Giffoni 2016 accoglie Gabriele Mainetti che col suo Lo chiamavano Jeeg Robot ha portato a casa sette David di Donatello. Racconta i suoi esordi, il suo corto Tiger Boy (presentato proprio al Giffoni Film Festival) e fornisce consigli a una aspirante attrice...speciale. Sarà poi protagonista della puntata di Sky Cine News da Giffoni in programma giovedì 21 luglio alle ore 21 su Sky Cinema 1
di Sara Albani
Si parla di sogni nel cassetto al Festival di Giffoni. Quei sogni che però non rimangono chiusi lì, con la paura di uscire dal guscio, ma quelli che dopo tanto tempo, tanta fatica e tanto scoraggiamento lungo il percorso tortuoso della loro realizzazione...finalmente si realizzano.
Sono quelli raccontati in New York Academy, presentato qui in anteprima nazionale, in attesa dell'uscita nelle sale il 18 agosto: ennesimo pirotecnico teen-movie ambientato tra i grattaceli di New York, che celebra la danza e la musica atttaverso le aspirazioni e i sogni di giovani artisti.
E poi sono quelli di Gabriele Mainetti, regista rivelazione a cui piace parlare di curiosità e di fiducia, oltre che di coraggio, quando identifica gli elementi secondo lui necessari per realizzare il proprio sogno. Con il suo primo lungometraggio Lo chiamavano Jeeg Robot, campione d'incassi e di recensioni entusiaste, vincitore di sette David di Donatello e di due Nastri d'Argento e riflessione fatta di azione e ironia su quanto il superpotere – o il potere stesso – abbia la necessità di cominciare a diventare una responsabilità e non si fermi sulla soglia del privilegio, Mainetti ce l'ha fatta.

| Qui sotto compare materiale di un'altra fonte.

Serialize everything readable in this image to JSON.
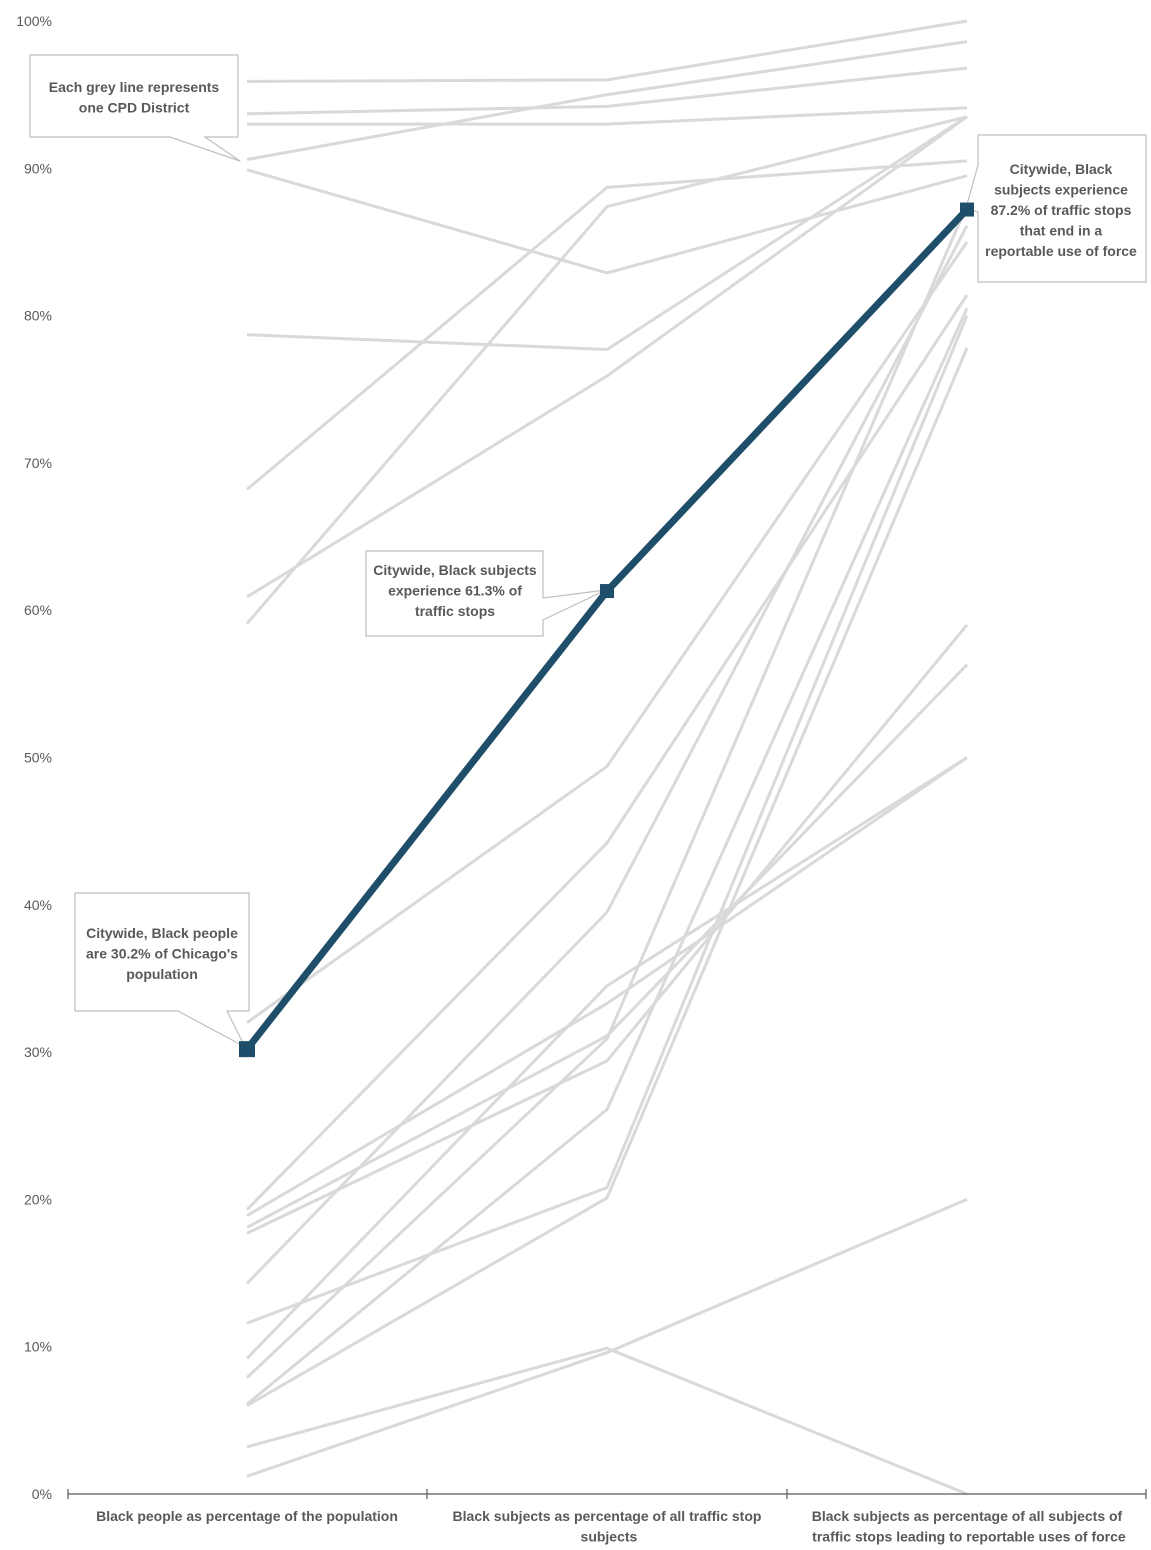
{
  "chart_data": {
    "type": "line",
    "title": "",
    "xlabel": "",
    "ylabel": "",
    "ylim": [
      0,
      100
    ],
    "y_tick_labels": [
      "0%",
      "10%",
      "20%",
      "30%",
      "40%",
      "50%",
      "60%",
      "70%",
      "80%",
      "90%",
      "100%"
    ],
    "y_tick_values": [
      0,
      10,
      20,
      30,
      40,
      50,
      60,
      70,
      80,
      90,
      100
    ],
    "categories": [
      "Black people as percentage of the population",
      "Black subjects as percentage of all traffic stop subjects",
      "Black subjects as percentage of all subjects of traffic stops leading to reportable uses of force"
    ],
    "grid": false,
    "colors": {
      "district": "#d9d9d9",
      "citywide": "#1f4e6b",
      "text": "#595959",
      "axis": "#595959",
      "callout_border": "#bfbfbf"
    },
    "districts": [
      {
        "values": [
          95.9,
          96.0,
          100.0
        ]
      },
      {
        "values": [
          93.7,
          94.2,
          96.8
        ]
      },
      {
        "values": [
          93.0,
          93.0,
          94.1
        ]
      },
      {
        "values": [
          90.6,
          95.0,
          98.6
        ]
      },
      {
        "values": [
          89.9,
          82.9,
          89.5
        ]
      },
      {
        "values": [
          78.7,
          77.7,
          93.5
        ]
      },
      {
        "values": [
          68.2,
          88.7,
          90.5
        ]
      },
      {
        "values": [
          60.9,
          75.9,
          93.5
        ]
      },
      {
        "values": [
          59.1,
          87.4,
          93.5
        ]
      },
      {
        "values": [
          32.0,
          49.4,
          85.0
        ]
      },
      {
        "values": [
          19.3,
          44.2,
          81.4
        ]
      },
      {
        "values": [
          18.9,
          33.3,
          50.0
        ]
      },
      {
        "values": [
          18.1,
          31.1,
          56.3
        ]
      },
      {
        "values": [
          17.7,
          29.4,
          59.0
        ]
      },
      {
        "values": [
          14.3,
          39.5,
          86.1
        ]
      },
      {
        "values": [
          11.6,
          20.8,
          80.0
        ]
      },
      {
        "values": [
          9.2,
          34.5,
          50.0
        ]
      },
      {
        "values": [
          7.9,
          30.9,
          87.5
        ]
      },
      {
        "values": [
          6.1,
          26.1,
          80.5
        ]
      },
      {
        "values": [
          6.0,
          20.1,
          77.8
        ]
      },
      {
        "values": [
          3.2,
          9.9,
          0.0
        ]
      },
      {
        "values": [
          1.2,
          9.6,
          20.0
        ]
      }
    ],
    "citywide": {
      "values": [
        30.2,
        61.3,
        87.2
      ]
    },
    "annotations": [
      {
        "id": "district-note",
        "lines": [
          "Each grey line represents",
          "one CPD District"
        ]
      },
      {
        "id": "pop-note",
        "lines": [
          "Citywide, Black people",
          "are 30.2% of Chicago's",
          "population"
        ]
      },
      {
        "id": "stops-note",
        "lines": [
          "Citywide, Black subjects",
          "experience 61.3% of",
          "traffic stops"
        ]
      },
      {
        "id": "force-note",
        "lines": [
          "Citywide, Black",
          "subjects experience",
          "87.2% of traffic stops",
          "that end in a",
          "reportable use of force"
        ]
      }
    ]
  }
}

E in qualche modo ha cominciato da qui, da Giffoni, dove nel 2012 presentò il suo corto Tiger boy nella sezione Generator +13: la storia di un bambino di nove anni che costruisce una maschera identica a quella del suo mito, un wrestler della periferia romana chiamato Il Tigre, ma una volta indossata non è più disposto a togliersela. Un semplice capriccio a prima vista, ma in realtà una chiara richiesta d’aiuto che nessuno riesce a cogliere: “Mi ricordo che fu accolto anche abbastanza bene – ci racconta Gabriele Mainetti – All'epoca stavo lavorando su Jeeg Robot e mi dicevo: chissà se ce la farò a fare questo film...e ce l'ho fatta! Tra quel corto e Jeeg c'è chiaramente un legame: la voglia di nobilitare il nostro passato pop. Io quando ero ragazzo guardavo questi cartoni animati, per cui ho voluto utilizzare questo immaginario come strumento per raccontare un' altra storia. E' stato un atto di onestà: il non sentirsi troppo grandi, ma vicini a tutto ciò che mi ha emozionato. Anche le storie più semplici, anche i cartoni animati più elementari sono fonte creativa per chi vuol fare questo mestiere. Vanno preservati e coccolati".
Nessun sequel previsto, almeno per il momento, ma l'impegno in un progetto molto interessante di cinema collettivo ideato da Edison, di cui Gabriele è testimonial e curatore insieme al documentarista Andrea Segre: si intitola Edison For Nature e sarà aperto a chiunque abbia un'idea e una storia da raccontare nell'ambito di questi temi: comportamenti sostenibili, energia del futuro e i mestieri dell'energia.
Per la domanda finale lasciamo la parola a una delle giovanissime inviate per Sky Cine News dal Festival di Giffoni, Chiara Emanuele, aspirante attrice 19enne che non vedeva l'ora di incontrarlo: "Gabriele, qual è l'errore che un attore non deve mai fare se vuole lavorare con te?"..."Non deve discostarsi troppo da se stesso. Deve cercare di regalarmi quello ha più nel profondo. Poi lo vestiremo con un personaggio, ma la parte davvero più importante è ciò che tu sei. Altrimenti sei vuoto, me la illustri soltanto una scena, non la stai vivendo”.